Source: Wesleyan University Magazine
Byline: Kira Goldenberg
Date: 5/28/2021
When the coronavirus pandemic hit Philadelphia, tens of thousands of people lost their jobs, peaking at an 18% unemployment rate last June. That meant a significant number of people—as many as half of all city renters—suddenly had trouble paying rent. Though there was a temporary eviction moratorium and various funding available through federal action, those fixes were temporary and piecemeal. Philly had tens of millions in federal funds for rental aid, but like many other cities, faced the challenge of getting the funds out quickly enough, while complying with complex federal regulations. If the city was not successful, it was at risk of forfeiting much of it.

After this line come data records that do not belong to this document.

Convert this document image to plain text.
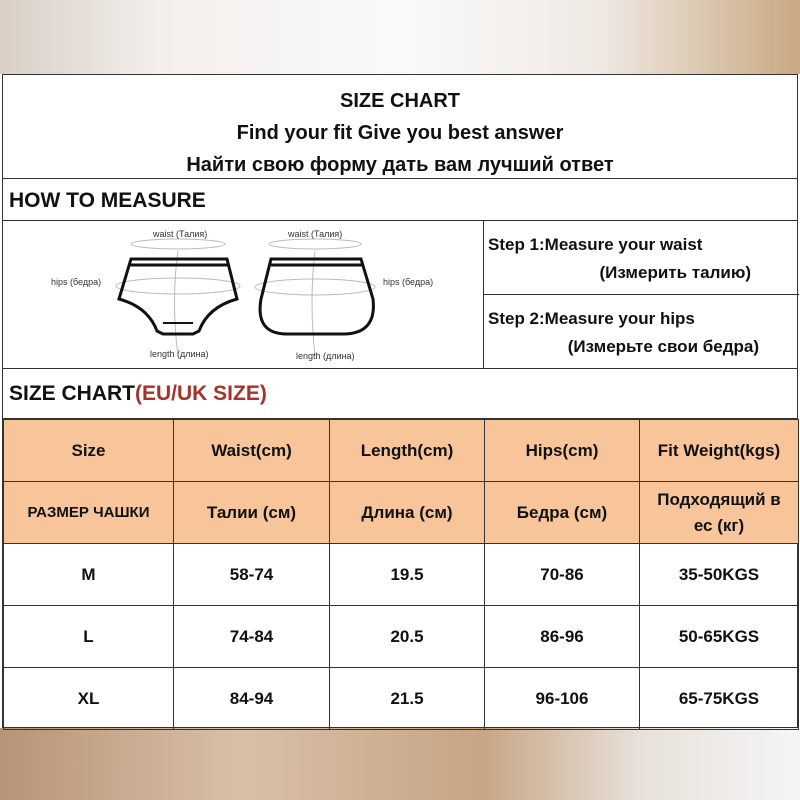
SIZE CHART
Find your fit Give you best answer
Найти свою форму дать вам лучший ответ
HOW TO MEASURE
waist (Талия)	waist (Талия)
hips (бедра)	hips (бедра)
length (длина)	length (длина)
Step 1:Measure your waist
(Измерить талию)
Step 2:Measure your hips
(Измерьте свои бедра)
SIZE CHART(EU/UK SIZE)
Size	Waist(cm)	Length(cm)	Hips(cm)	Fit Weight(kgs)
РАЗМЕР ЧАШКИ	Талии (см)	Длина (см)	Бедра (см)	Подходящий в ес (кг)
M	58-74	19.5	70-86	35-50KGS
L	74-84	20.5	86-96	50-65KGS
XL	84-94	21.5	96-106	65-75KGS
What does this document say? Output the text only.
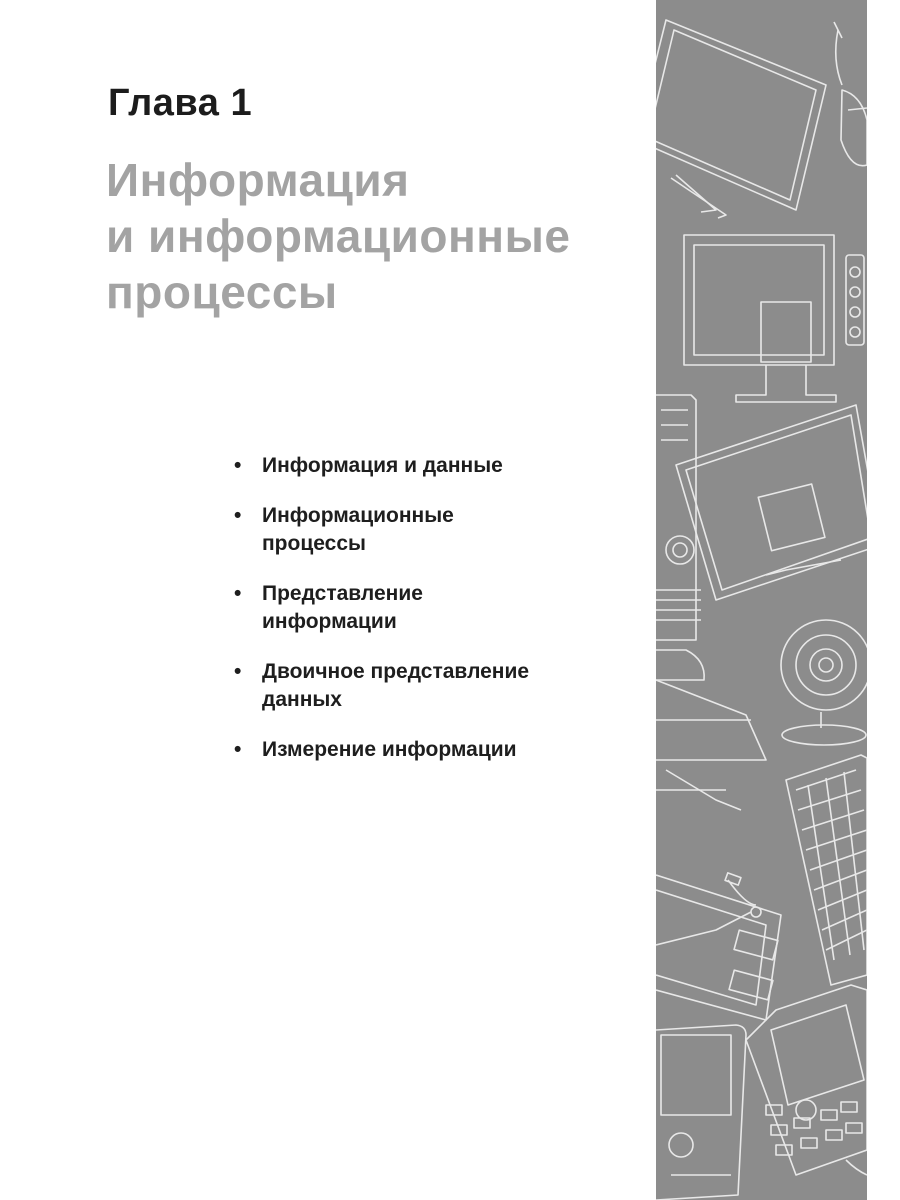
Глава 1
Информация
и информационные
процессы
• Информация и данные
• Информационные
процессы
• Представление
информации
• Двоичное представление
данных
• Измерение информации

That’s where Greg Heller’s Wesleyan-trained brain came in. Heller ’04, who leads the Philadelphia Redevelopment Authority, and also holds a second title as senior vice president at Philadelphia Housing Development Corporation, decided that the easiest way to get funds into pockets was to cut much of the red tape and give money to renters directly. It was an idea he first heard about at Wesleyan, he said.
His Wesleyan classes “really shaped my whole understanding of the need for affordable housing programs and . . . the mismatch between current public policy and the needs of poor families in America,” he said. “I do think there’s something in the water at Wesleyan that teaches people to think. Just ignore what society is telling you and think about things yourself, and think about them critically,” he added. “I find myself in a space with very defined ways of doing things. And I constantly try to challenge them—go back to basics—and think, ‘Is there a better way?’”
Philadelphia’s direct payment program gave out more than $20 million to over 5,000 households. All told, Philadelphia’s three rounds of rental assistance to date (including two prior rounds that made payments to landlords) distributed over $64 million, helping more than 14,000 households. Heller led his team to build new technology, hire additional staff, and quickly set up a robust delivery system that did not exist before. Philadelphia is now in the process of distributing even more funds, thanks to the federal stimulus bill in December and President Biden’s federal aid bill passed in March 2021.
Despite being able to request up to $9,000, when offered the cash directly applicants only requested an average of $4,600, Heller said. Giving people cash in this manner works, but the steep barriers to qualifying that come with many forms of government assistance, he said, are partially due to damaging (and unfounded) stereotypes about lower-income people gaming the system for benefits.
“I talk to a lot of tenants on the phone every week, and it just breaks my heart to hear a tenant who doesn’t have a job, has three children, is having trouble feeding her family [and paying] for other household costs, and is asking [for] only exactly what she needs for rent,” Heller said.
Since graduating from Wesleyan in 2004—with a gap year to work with former Philadelphia city planner Ed Bacon (whose biography Heller wrote years later)—Heller worked in affordable housing development, and ended up leading a West Philadelphia community development organization, where he spent several years financing and constructing a project to help small businesses. His work there demonstrated firsthand how difficult it is to launch a major development project that focuses on social rather than financial returns, and that is located in a lower-income community.
When he joined city government, he jumped at the chance to shift the status quo. Besides facilitating direct rent assistance, Heller is in charge of the city’s investment in affordable housing, and designed a number of new programs to provide resources for underserved people and communities. One program helps low- and moderate-income homeowners qualify for home improvement loans by working with banks to set new eligibility terms. Private lenders were denying home repair loans at a rate of 75%, with higher denial rates for people of color. Heller’s program has an approval rate of over 50%, with over 80% of loans going to people of color. And so far, not a single borrower in that program has defaulted, Heller said.
“There aren’t many people like Greg who are just so deeply connected to public service and to the potential of the public sector and what’s possible, and really trying to see that through,” said Katherine Gajewski ’02, who has worked with Heller on multiple policy projects in Philadelphia. “I think that Greg is quietly doing some really radical work.”
Heller is so enthusiastic about changing structural inequities in Philadelphia—and, he hopes, ultimately replicating his innovations across the nation—that even after a deep-dive Zoom call about his work, he sent a follow-up email reiterating his thoughts on the larger issues. The issue of affordable housing may have been highlighted by the extreme circumstances of the pandemic, he wrote. But they predated COVID, and will remain a critical problem he seeks to solve long after it recedes.
“In my field we have to deal with long-standing, intractable issues,” he wrote. “Something is seriously not working, and this didn’t happen overnight. So, I have spent my career trying to change the way we invest in people and communities by challenging long-held assumptions and building new approaches. Even though people have been doing things a certain way for a long time, we have the power to change that trajectory.”
“In my field we have to deal with long-standing, intractable issues. Something is seriously not working, and this didn’t happen overnight.”